Chemistry Colloquium Dr. Robert Hansen, Indiana University

“Nitrogen Oxides at the Soil-Air Interface:
Mechanisms and Processes Affecting Atmospheric Composition”

Heterogeneous chemistry of atmospheric reactive nitrogen species (NO_y, which includes HONO and N₂O₅) at soil surfaces represents a pathway by which reactive nitrogen can be incorporated into soil organic matter.  One reaction of potential importance for biospheric nitrogen cycling is that of soil organic matter with N₂O₅.  The mechanism of this reaction, however, is not well understood.  In this study, surface and bulk measurement techniques were employed to elucidate the mechanism and products for the reaction of N₂O₅ with soil organic matter.  This reaction was investigated using NO₂⁺, a key intermediate in N₂O₅ chemistry, as a surrogate for N₂O₅.  NO₂⁺ was generated from concentrated nitric acid and reacted with a series of standard humic and fulvic acid samples in aqueous solution.  The products of these individual reactions were analyzed with X-ray photoelectron spectroscopy and Fourier transform ion cyclotron resonance high-resolution mass spectrometry.  I will present results from these analyses.

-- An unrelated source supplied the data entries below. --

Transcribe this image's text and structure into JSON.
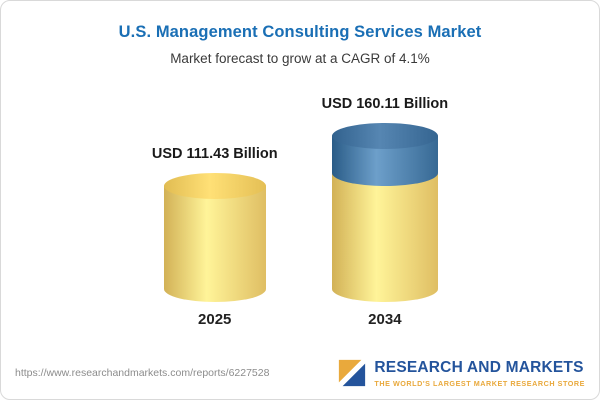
{
  "chart_data": {
    "type": "bar",
    "subtype": "3d-cylinder",
    "title": "U.S. Management Consulting Services Market",
    "subtitle": "Market forecast to grow at a CAGR of 4.1%",
    "cagr_percent": 4.1,
    "unit": "USD Billion",
    "categories": [
      "2025",
      "2034"
    ],
    "values": [
      111.43,
      160.11
    ],
    "value_labels": [
      "USD 111.43 Billion",
      "USD 160.11 Billion"
    ],
    "axes_visible": false,
    "grid": false,
    "legend": "none",
    "bars": [
      {
        "category": "2025",
        "value": 111.43,
        "label": "USD 111.43 Billion",
        "segments": [
          {
            "value": 111.43,
            "color": "#f6d57a",
            "cap_color": "#eec95f"
          }
        ]
      },
      {
        "category": "2034",
        "value": 160.11,
        "label": "USD 160.11 Billion",
        "segments": [
          {
            "value": 111.43,
            "color": "#f6d57a",
            "cap_color": "#eec95f"
          },
          {
            "value": 48.68,
            "color": "#4e80ab",
            "cap_color": "#3f6f9b"
          }
        ]
      }
    ]
  },
  "footer": {
    "url": "https://www.researchandmarkets.com/reports/6227528",
    "logo_text": "RESEARCH AND MARKETS",
    "logo_tagline": "THE WORLD'S LARGEST MARKET RESEARCH STORE"
  },
  "colors": {
    "title_blue": "#1a6fb5",
    "bar_yellow": "#f6d57a",
    "bar_blue": "#4e80ab",
    "logo_navy": "#24549c",
    "logo_gold": "#e9a93c"
  }
}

I will also discuss my work on developing instrumentation for the measurement of fluxes of trace gases from soil in remote forested areas.  Soils and vegetation are important sources and sinks of reactive trace gases such as nitric oxide (NO).  As these gases can have direct and indirect impacts on air quality, it is important to quantify emissions and uptake of reactive trace gases through flux measurements.  To accurately capture spatial and seasonal trends, it is necessary to make measurements in a wide variety of environments over long periods of time.  While multisite, long-term flux measurement networks exist for CO₂, no such networks exist for reactive trace gases. As a result, there are significant uncertainties in global flux estimates for reactive trace gases such as NO.  These uncertainties have implications for air quality management.  One factor limiting the development of reactive trace gas flux measurement networks is the infrastructure needs for instruments that measure concentrations of these gases.   Low-cost sensors, incorporating electrochemistry and infrared absorption, represent one possible solution.  Their low cost ($100-200 per unit), small size (< 50 cm² footprint) and low power consumption (< 5 W per sensor) make them ideal candidates for deployment in large multisite networks.  Indeed, these sensors have been successfully deployed in networks that measure air pollutants (such as NO₂, ozone, and CO). However, low-cost sensors present challenges, especially with regard to calibration, stability, and accuracy.  Through careful calibration, it is possible to overcome many of these challenges.  I will present a prototype unit, which incorporates low-cost sensors, for measuring NO and CO₂ fluxes.  I will also detail plans for the improvement of this unit and for long-term deployment of this and subsequent units in reactive trace gas flux measurement networks.